I recently came across this post about a video that raises the question “Who made my clothes?”

The video, started by an organization called Fashion Revolution, suggests an answer: young women like Manisha, who are miserable, and whom you can help by refusing to by the t-shirts they make and instead donate.*

But wait a second – who did make my clothes? Specifically, who are the people in the video who (it is suggested) made the t-shirts being sold? The only people with any agency in the video are the westerners who are choosing not to buy the shirts. The garment workers appear only in still photos in which they appear harrowed and fearful. They don’t do or say anything.

Who is Manisha? Why does she work in this factory?

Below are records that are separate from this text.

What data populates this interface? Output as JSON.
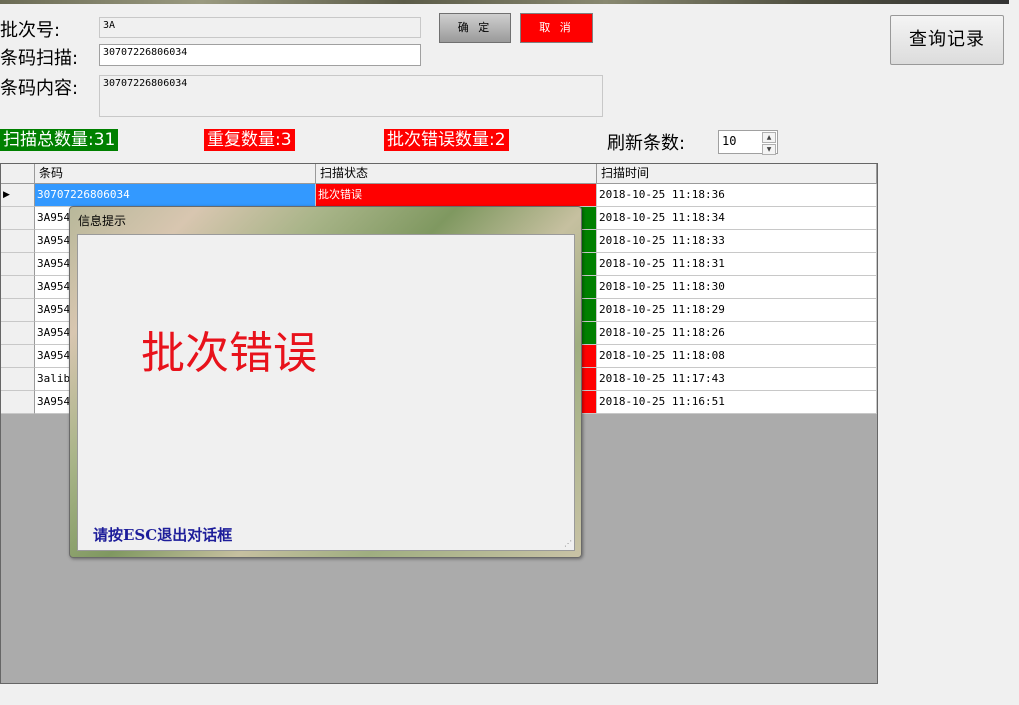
{
  "form": {
    "batch_label": "批次号:",
    "batch_value": "3A",
    "scan_label": "条码扫描:",
    "scan_value": "30707226806034",
    "content_label": "条码内容:",
    "content_value": "30707226806034"
  },
  "buttons": {
    "ok": "确 定",
    "cancel": "取 消",
    "query": "查询记录"
  },
  "stats": {
    "total": "扫描总数量:31",
    "duplicate": "重复数量:3",
    "batch_error": "批次错误数量:2",
    "refresh_label": "刷新条数:",
    "refresh_value": "10"
  },
  "table": {
    "headers": [
      "条码",
      "扫描状态",
      "扫描时间"
    ],
    "rows": [
      {
        "barcode": "30707226806034",
        "status": "批次错误",
        "time": "2018-10-25 11:18:36",
        "status_color": "red",
        "selected": true
      },
      {
        "barcode": "3A9541",
        "status": "",
        "time": "2018-10-25 11:18:34",
        "status_color": "green"
      },
      {
        "barcode": "3A9541",
        "status": "",
        "time": "2018-10-25 11:18:33",
        "status_color": "green"
      },
      {
        "barcode": "3A9541",
        "status": "",
        "time": "2018-10-25 11:18:31",
        "status_color": "green"
      },
      {
        "barcode": "3A9541",
        "status": "",
        "time": "2018-10-25 11:18:30",
        "status_color": "green"
      },
      {
        "barcode": "3A9541",
        "status": "",
        "time": "2018-10-25 11:18:29",
        "status_color": "green"
      },
      {
        "barcode": "3A9541",
        "status": "",
        "time": "2018-10-25 11:18:26",
        "status_color": "green"
      },
      {
        "barcode": "3A9541",
        "status": "",
        "time": "2018-10-25 11:18:08",
        "status_color": "red"
      },
      {
        "barcode": "3alib",
        "status": "",
        "time": "2018-10-25 11:17:43",
        "status_color": "red"
      },
      {
        "barcode": "3A9541",
        "status": "",
        "time": "2018-10-25 11:16:51",
        "status_color": "red"
      }
    ]
  },
  "dialog": {
    "title": "信息提示",
    "message": "批次错误",
    "hint": "请按ESC退出对话框"
  },
  "colors": {
    "error_red": "#ff0000",
    "ok_green": "#008000",
    "selection_blue": "#3399ff",
    "message_red": "#e8121b",
    "hint_blue": "#1d1d9a"
  }
}
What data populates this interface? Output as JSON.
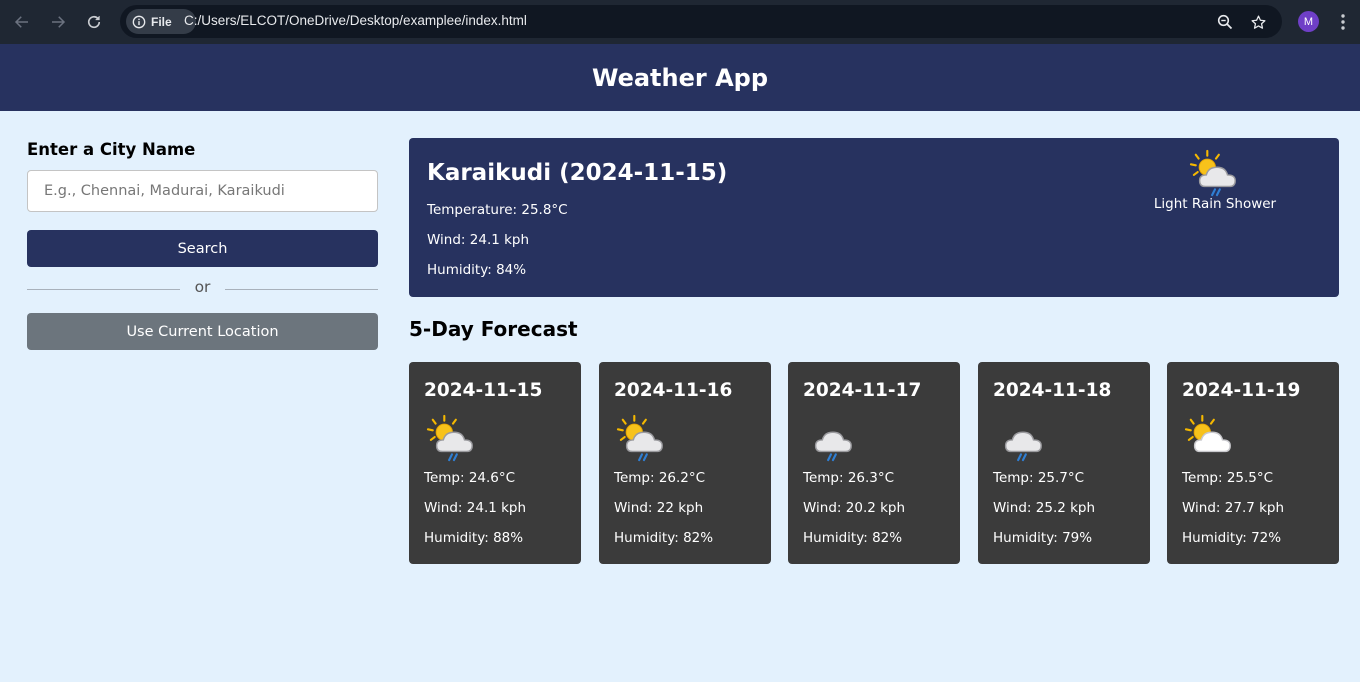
{
  "browser": {
    "file_chip": "File",
    "url": "C:/Users/ELCOT/OneDrive/Desktop/examplee/index.html",
    "avatar_letter": "M"
  },
  "header": {
    "title": "Weather App"
  },
  "search": {
    "label": "Enter a City Name",
    "placeholder": "E.g., Chennai, Madurai, Karaikudi",
    "search_button": "Search",
    "or_text": "or",
    "location_button": "Use Current Location"
  },
  "current": {
    "title": "Karaikudi (2024-11-15)",
    "temperature": "Temperature: 25.8°C",
    "wind": "Wind: 24.1 kph",
    "humidity": "Humidity: 84%",
    "condition": "Light Rain Shower",
    "icon": "sun-cloud-rain-icon"
  },
  "forecast": {
    "title": "5-Day Forecast",
    "days": [
      {
        "date": "2024-11-15",
        "icon": "sun-cloud-rain-icon",
        "temp": "Temp: 24.6°C",
        "wind": "Wind: 24.1 kph",
        "humidity": "Humidity: 88%"
      },
      {
        "date": "2024-11-16",
        "icon": "sun-cloud-rain-icon",
        "temp": "Temp: 26.2°C",
        "wind": "Wind: 22 kph",
        "humidity": "Humidity: 82%"
      },
      {
        "date": "2024-11-17",
        "icon": "cloud-rain-icon",
        "temp": "Temp: 26.3°C",
        "wind": "Wind: 20.2 kph",
        "humidity": "Humidity: 82%"
      },
      {
        "date": "2024-11-18",
        "icon": "cloud-rain-icon",
        "temp": "Temp: 25.7°C",
        "wind": "Wind: 25.2 kph",
        "humidity": "Humidity: 79%"
      },
      {
        "date": "2024-11-19",
        "icon": "sun-cloud-icon",
        "temp": "Temp: 25.5°C",
        "wind": "Wind: 27.7 kph",
        "humidity": "Humidity: 72%"
      }
    ]
  },
  "colors": {
    "header_bg": "#27325f",
    "page_bg": "#e3f1fd",
    "forecast_card_bg": "#3b3b3b",
    "secondary_button": "#6c757d"
  }
}
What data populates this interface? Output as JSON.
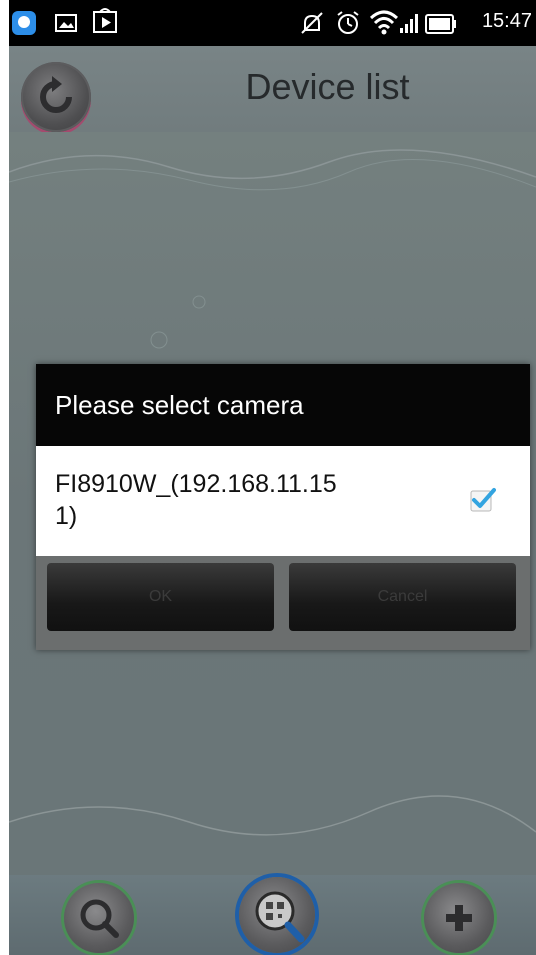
{
  "status_bar": {
    "time": "15:47",
    "icons": [
      "app-notification-icon",
      "image-icon",
      "play-store-icon",
      "mute-icon",
      "alarm-icon",
      "wifi-icon",
      "signal-icon",
      "battery-icon"
    ]
  },
  "header": {
    "title": "Device list",
    "refresh_icon": "refresh-icon"
  },
  "dialog": {
    "title": "Please select camera",
    "items": [
      {
        "label": "FI8910W_(192.168.11.151)",
        "checked": true
      }
    ],
    "ok_label": "OK",
    "cancel_label": "Cancel"
  },
  "bottom_bar": {
    "buttons": [
      "search-icon",
      "qr-scan-icon",
      "add-icon"
    ]
  },
  "colors": {
    "background": "#6f7a7c",
    "dialog_title_bg": "#060606",
    "check_accent": "#33a4e0"
  }
}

Does she support the idea of consumers refusing to buy the clothes she is paid to make? She doesn’t say anything in the video, and if Fashion Revolution gives her a voice or an identity at all, they don’t make it easy to find on their website:

I looked through the site’s blog, and didn’t see anything written by employees in the garment factories featured in the video. There are some quotes from people employed by garment makers that Fashion Revolution deems socially conscious, but nothing about the folks whose lives we are ostensibly trying to change. They appear only as a way to manipulate viewers of the videos. Fashion Revolution shows them to us – I want to know who they are and what they think about this campaign. I want to know why they work in these jobs, and what they would do instead if the jobs didn’t exist.

Fortunately, there is a way to learn about those questions. Planet Money conducted an epic 8-part investigation into how some t-shirts they bought were made (I previously mentioned this series inĀ  this post). In the episode “Two Sisters, a Small Room and the World Behind a T-Shirt” the producers learn that two of the garment workers who produced their shirts are a pair of sisters from Bangladesh named Shumi and Minu – and then they travel to Bangladesh, meet Shumi and Minu, and talk to them about their lives and their careers. Bad work conditions do come up, but so do many other problems and concerns and joys and triumphs in their lives. The followup to “who made my clothes?” shouldn’t be “let’s stop buying them” but “what do the human beings who made my clothes see as their problems, and how can we help?”

*There is no evidence from Fashion Revolution’s donation page that the money is actually going to Manisha or any of the other garment workers in the video. Instead, it sounds like the donations are going to raising awareness about the issue. That’s probably fine, but do the donors in the video understand that? Or do they think they are directly helping Manisha?